Hasta que un día me sentí cansada, débil por mi trabajo. Planeamos unas vacaciones, bien merecidas. Teníamos que estar puntuales en el aeropuerto, puesto que el viaje nos esperaba. Ya iba a salir del hospital cuando entró una señora malherida, a punto de morir. «¡Doctora, doctora!», gritaron. «Necesitamos un cirujano pronto”. Mi madre me esperaba, pero no dudé en quedarme. Tenía que hacer mi trabajo, ¡pero perdía el viaje! La paciente entró al quirófano, Dios me iluminó y con todo mi amor salvé su vida.
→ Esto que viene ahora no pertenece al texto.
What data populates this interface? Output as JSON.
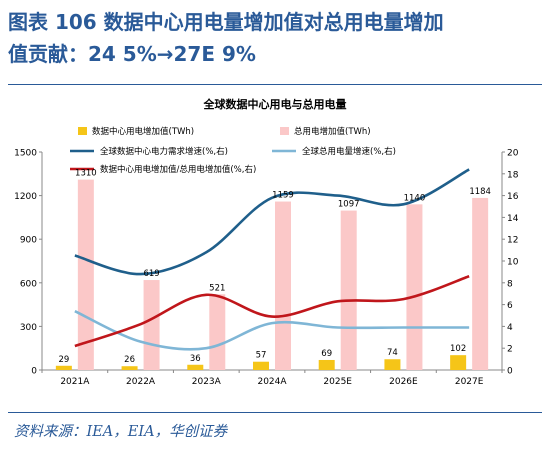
{
  "figure": {
    "title_line1": "图表 106   数据中心用电量增加值对总用电量增加",
    "title_line2": "值贡献：24 5%→27E 9%",
    "source": "资料来源：IEA，EIA，华创证券"
  },
  "chart_data": {
    "type": "bar",
    "title": "全球数据中心用电与总用电量",
    "categories": [
      "2021A",
      "2022A",
      "2023A",
      "2024A",
      "2025E",
      "2026E",
      "2027E"
    ],
    "ylim_left": [
      0,
      1500
    ],
    "yticks_left": [
      "0",
      "300",
      "600",
      "900",
      "1200",
      "1500"
    ],
    "ylim_right": [
      0,
      20
    ],
    "yticks_right": [
      "0",
      "2",
      "4",
      "6",
      "8",
      "10",
      "12",
      "14",
      "16",
      "18",
      "20"
    ],
    "grid": false,
    "legend_position": "top",
    "series": [
      {
        "name": "数据中心用电增加值(TWh)",
        "type": "bar",
        "axis": "left",
        "color": "#f5c518",
        "values": [
          29,
          26,
          36,
          57,
          69,
          74,
          102
        ],
        "labels": [
          "29",
          "26",
          "36",
          "57",
          "69",
          "74",
          "102"
        ]
      },
      {
        "name": "总用电增加值(TWh)",
        "type": "bar",
        "axis": "left",
        "color": "#fbc8c8",
        "values": [
          1310,
          619,
          521,
          1159,
          1097,
          1140,
          1184
        ],
        "labels": [
          "1310",
          "619",
          "521",
          "1159",
          "1097",
          "1140",
          "1184"
        ]
      },
      {
        "name": "全球数据中心电力需求增速(%,右)",
        "type": "line",
        "axis": "right",
        "color": "#1f5f8b",
        "values": [
          10.5,
          8.8,
          10.8,
          15.8,
          16.0,
          15.2,
          18.4
        ]
      },
      {
        "name": "全球总用电量增速(%,右)",
        "type": "line",
        "axis": "right",
        "color": "#7fb6d6",
        "values": [
          5.4,
          2.6,
          2.0,
          4.3,
          3.9,
          3.9,
          3.9
        ]
      },
      {
        "name": "数据中心用电增加值/总用电增加值(%,右)",
        "type": "line",
        "axis": "right",
        "color": "#c0161b",
        "values": [
          2.2,
          4.2,
          6.9,
          4.9,
          6.3,
          6.5,
          8.6
        ]
      }
    ]
  }
}
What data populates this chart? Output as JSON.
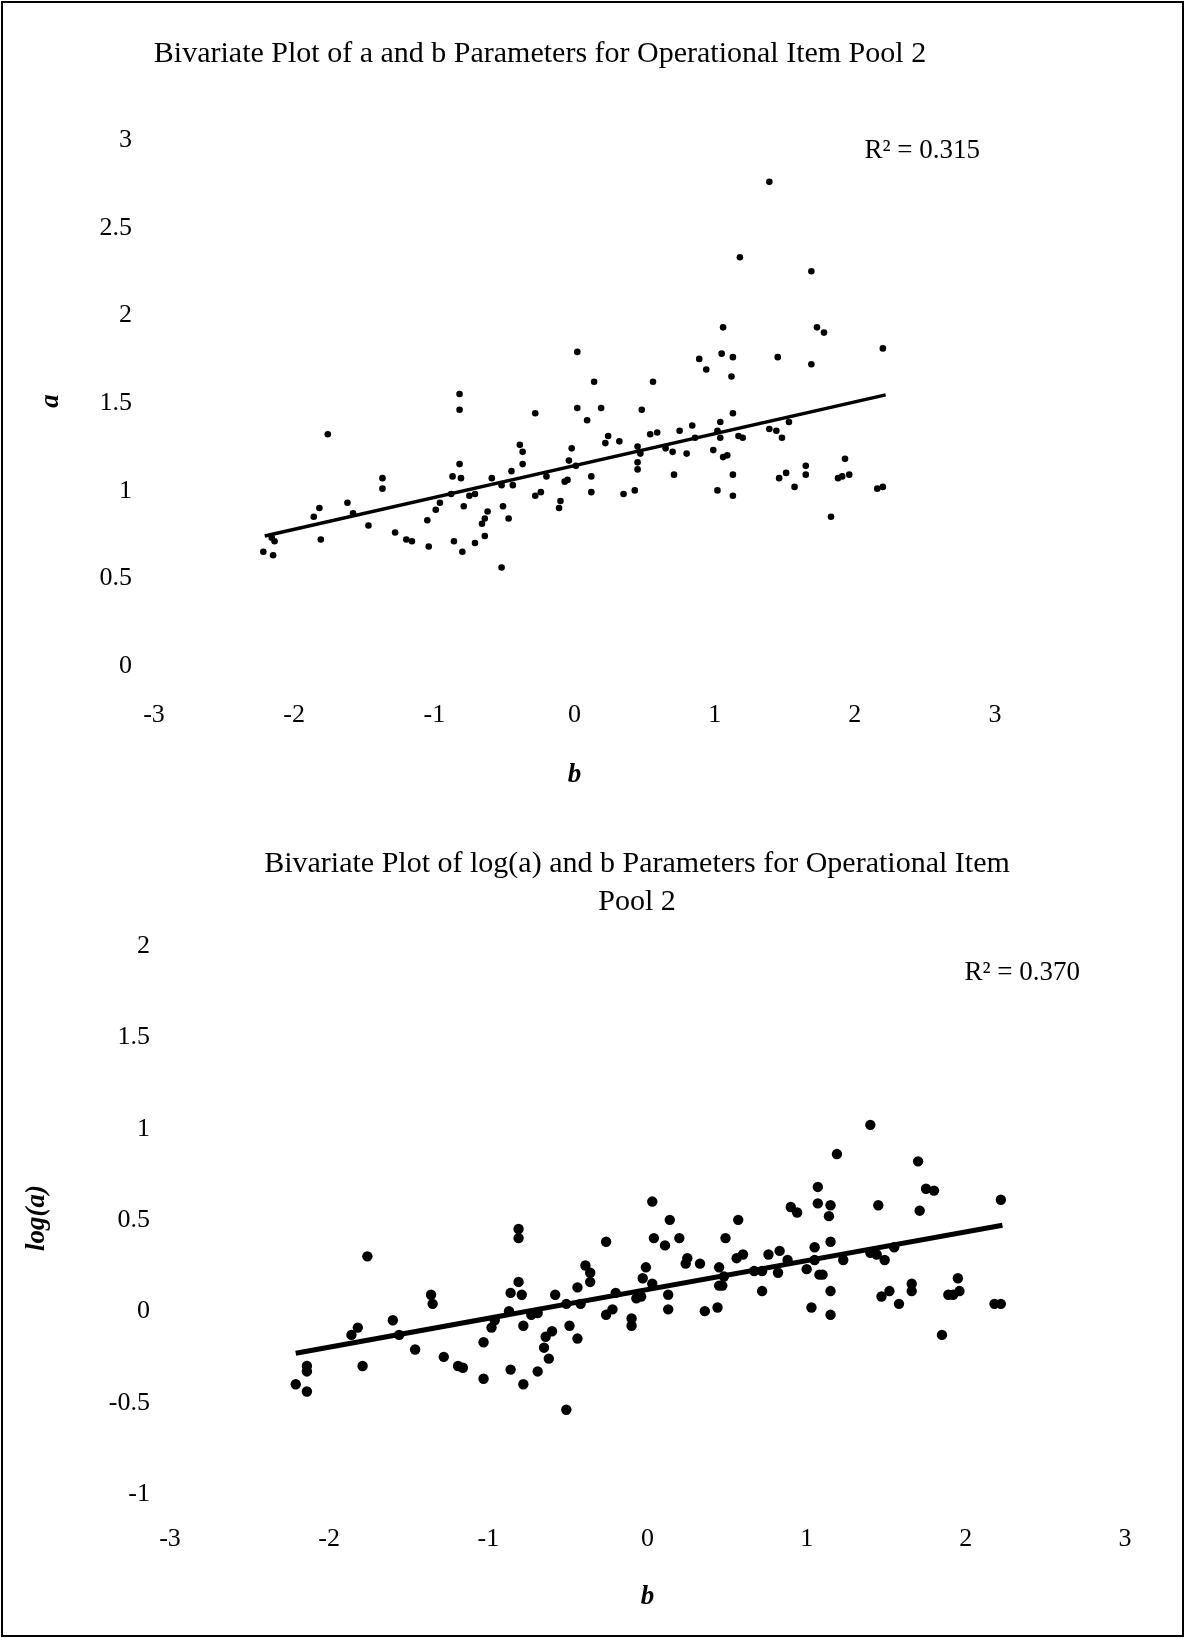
{
  "chart_data": [
    {
      "type": "scatter",
      "title": "Bivariate Plot of a  and b  Parameters for Operational Item Pool 2",
      "xlabel": "b",
      "ylabel": "a",
      "annotations": [
        "R² = 0.315"
      ],
      "xlim": [
        -3,
        3
      ],
      "xticks": [
        -3,
        -2,
        -1,
        0,
        1,
        2,
        3
      ],
      "ylim": [
        0,
        3
      ],
      "yticks": [
        0,
        0.5,
        1,
        1.5,
        2,
        2.5,
        3
      ],
      "series": [
        {
          "marker": "circle",
          "color": "#000000",
          "x": [
            -2.22,
            -2.15,
            -2.14,
            -2.16,
            -1.86,
            -1.82,
            -1.81,
            -1.76,
            -1.62,
            -1.58,
            -1.47,
            -1.37,
            -1.37,
            -1.28,
            -1.2,
            -1.16,
            -1.05,
            -1.04,
            -0.99,
            -0.96,
            -0.88,
            -0.87,
            -0.86,
            -0.82,
            -0.82,
            -0.82,
            -0.81,
            -0.8,
            -0.79,
            -0.75,
            -0.71,
            -0.71,
            -0.66,
            -0.64,
            -0.62,
            -0.64,
            -0.59,
            -0.52,
            -0.52,
            -0.51,
            -0.47,
            -0.45,
            -0.44,
            -0.39,
            -0.37,
            -0.37,
            -0.28,
            -0.28,
            -0.24,
            -0.2,
            -0.11,
            -0.1,
            -0.07,
            -0.05,
            -0.04,
            -0.02,
            0.01,
            0.02,
            0.02,
            0.09,
            0.12,
            0.12,
            0.14,
            0.19,
            0.22,
            0.24,
            0.32,
            0.35,
            0.43,
            0.45,
            0.45,
            0.45,
            0.47,
            0.48,
            0.54,
            0.56,
            0.59,
            0.65,
            0.7,
            0.71,
            0.75,
            0.8,
            0.84,
            0.86,
            0.89,
            0.94,
            0.99,
            1.02,
            1.02,
            1.04,
            1.04,
            1.05,
            1.06,
            1.06,
            1.09,
            1.12,
            1.13,
            1.13,
            1.13,
            1.13,
            1.17,
            1.18,
            1.2,
            1.39,
            1.39,
            1.44,
            1.45,
            1.46,
            1.48,
            1.51,
            1.53,
            1.57,
            1.65,
            1.65,
            1.69,
            1.69,
            1.73,
            1.78,
            1.83,
            1.88,
            1.91,
            1.93,
            1.96,
            2.16,
            2.2,
            2.2
          ],
          "values": [
            0.64,
            0.62,
            0.7,
            0.72,
            0.84,
            0.89,
            0.71,
            1.31,
            0.92,
            0.86,
            0.79,
            1.06,
            1,
            0.75,
            0.71,
            0.7,
            0.82,
            0.67,
            0.88,
            0.92,
            0.97,
            1.07,
            0.7,
            1.54,
            1.45,
            1.14,
            1.06,
            0.64,
            0.9,
            0.96,
            0.97,
            0.69,
            0.8,
            0.83,
            0.87,
            0.73,
            1.06,
            1.02,
            0.55,
            0.9,
            0.83,
            1.1,
            1.02,
            1.25,
            1.21,
            1.14,
            1.43,
            0.96,
            0.98,
            1.07,
            0.89,
            0.93,
            1.04,
            1.05,
            1.16,
            1.23,
            1.13,
            1.78,
            1.46,
            1.39,
            1.07,
            0.98,
            1.61,
            1.46,
            1.26,
            1.3,
            1.27,
            0.97,
            0.99,
            1.24,
            1.15,
            1.11,
            1.2,
            1.45,
            1.31,
            1.61,
            1.32,
            1.23,
            1.21,
            1.08,
            1.33,
            1.2,
            1.36,
            1.29,
            1.74,
            1.68,
            1.22,
            1.33,
            0.99,
            1.38,
            1.29,
            1.77,
            1.92,
            1.18,
            1.19,
            1.64,
            1.75,
            1.43,
            1.08,
            0.96,
            1.3,
            2.32,
            1.29,
            2.75,
            1.34,
            1.33,
            1.75,
            1.06,
            1.29,
            1.09,
            1.38,
            1.01,
            1.13,
            1.08,
            2.24,
            1.71,
            1.92,
            1.89,
            0.84,
            1.06,
            1.07,
            1.17,
            1.08,
            1,
            1.01,
            1.8
          ]
        },
        {
          "type": "line",
          "color": "#000000",
          "x": [
            -2.21,
            2.22
          ],
          "values": [
            0.73,
            1.535
          ]
        }
      ]
    },
    {
      "type": "scatter",
      "title": "Bivariate Plot of log(a)  and b  Parameters for Operational Item Pool 2",
      "xlabel": "b",
      "ylabel": "log(a)",
      "annotations": [
        "R² = 0.370"
      ],
      "xlim": [
        -3,
        3
      ],
      "xticks": [
        -3,
        -2,
        -1,
        0,
        1,
        2,
        3
      ],
      "ylim": [
        -1,
        2
      ],
      "yticks": [
        -1,
        -0.5,
        0,
        0.5,
        1,
        1.5,
        2
      ],
      "series": [
        {
          "marker": "circle",
          "color": "#000000",
          "x": [
            -2.21,
            -2.14,
            -2.14,
            -2.14,
            -1.86,
            -1.82,
            -1.79,
            -1.76,
            -1.6,
            -1.56,
            -1.46,
            -1.36,
            -1.35,
            -1.28,
            -1.19,
            -1.16,
            -1.03,
            -1.03,
            -0.98,
            -0.96,
            -0.87,
            -0.86,
            -0.86,
            -0.81,
            -0.81,
            -0.81,
            -0.79,
            -0.78,
            -0.78,
            -0.73,
            -0.69,
            -0.69,
            -0.65,
            -0.64,
            -0.6,
            -0.62,
            -0.58,
            -0.51,
            -0.51,
            -0.49,
            -0.44,
            -0.44,
            -0.42,
            -0.39,
            -0.36,
            -0.36,
            -0.26,
            -0.26,
            -0.22,
            -0.2,
            -0.1,
            -0.1,
            -0.07,
            -0.04,
            -0.03,
            -0.01,
            0.03,
            0.03,
            0.04,
            0.13,
            0.13,
            0.11,
            0.14,
            0.2,
            0.24,
            0.25,
            0.33,
            0.36,
            0.44,
            0.45,
            0.45,
            0.47,
            0.48,
            0.49,
            0.56,
            0.57,
            0.6,
            0.67,
            0.72,
            0.72,
            0.76,
            0.82,
            0.83,
            0.88,
            0.9,
            0.94,
            1,
            1.03,
            1.05,
            1.05,
            1.07,
            1.07,
            1.08,
            1.1,
            1.14,
            1.15,
            1.15,
            1.15,
            1.15,
            1.19,
            1.23,
            1.4,
            1.4,
            1.45,
            1.44,
            1.47,
            1.49,
            1.52,
            1.55,
            1.58,
            1.66,
            1.66,
            1.7,
            1.71,
            1.75,
            1.8,
            1.85,
            1.89,
            1.92,
            1.95,
            1.96,
            2.18,
            2.22,
            2.22
          ],
          "values": [
            -0.41,
            -0.31,
            -0.34,
            -0.45,
            -0.14,
            -0.1,
            -0.31,
            0.29,
            -0.06,
            -0.14,
            -0.22,
            0.08,
            0.03,
            -0.26,
            -0.31,
            -0.32,
            -0.18,
            -0.38,
            -0.1,
            -0.06,
            -0.01,
            -0.33,
            0.09,
            0.44,
            0.39,
            0.15,
            0.08,
            -0.41,
            -0.09,
            -0.03,
            -0.02,
            -0.34,
            -0.21,
            -0.15,
            -0.12,
            -0.27,
            0.08,
            0.03,
            -0.55,
            -0.09,
            -0.16,
            0.12,
            0.03,
            0.24,
            0.2,
            0.15,
            0.37,
            -0.03,
            0,
            0.09,
            -0.09,
            -0.05,
            0.06,
            0.07,
            0.17,
            0.23,
            0.14,
            0.59,
            0.39,
            0,
            0.08,
            0.35,
            0.49,
            0.39,
            0.25,
            0.28,
            0.25,
            -0.01,
            0.01,
            0.23,
            0.13,
            0.13,
            0.18,
            0.39,
            0.28,
            0.49,
            0.3,
            0.21,
            0.1,
            0.21,
            0.3,
            0.2,
            0.32,
            0.27,
            0.56,
            0.53,
            0.22,
            0.01,
            0.34,
            0.27,
            0.58,
            0.67,
            0.19,
            0.19,
            0.51,
            0.57,
            0.37,
            0.1,
            -0.03,
            0.85,
            0.27,
            1.01,
            0.31,
            0.57,
            0.3,
            0.07,
            0.27,
            0.1,
            0.34,
            0.03,
            0.14,
            0.1,
            0.81,
            0.54,
            0.66,
            0.65,
            -0.14,
            0.08,
            0.08,
            0.17,
            0.1,
            0.03,
            0.03,
            0.6
          ]
        },
        {
          "type": "line",
          "color": "#000000",
          "x": [
            -2.21,
            2.23
          ],
          "values": [
            -0.24,
            0.46
          ]
        }
      ]
    }
  ]
}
Mi madre se bajó del carro y me espero en la puerta del quirófano, me vio a los ojos, sonrió y me brazo, en ese instante salió mi paciente, mi madre la miro y suspiro, y una lagrima bajo por sus mejillas, no lo podía creer, la camilla paso y mi madre me abrazo.

  • ¿Qué pasa mama? Le pregunte. Por qué esta asi, ¡tranquila, otro día viajamos!
  • No es eso hija mía. Es un milagro, no sé cómo decírtelo; la señora que acaba de pasar, hace algún tiempo, antes que tu nacieras, ¡fue la que te salvo la vida!
  • Mama, respira, respira, siente a Dios que él está aquí con nosotros.

Existe milagros de Dios todos los días, pero nos cuesta tanto aceptarlos como milagros. Solo es regar semillas en el camino, tarde que temprano ese árbol que crezca será tu buena sombra. Recuerda que la memoria celestial solo se la recupera cuando nos detenemos en la respiración.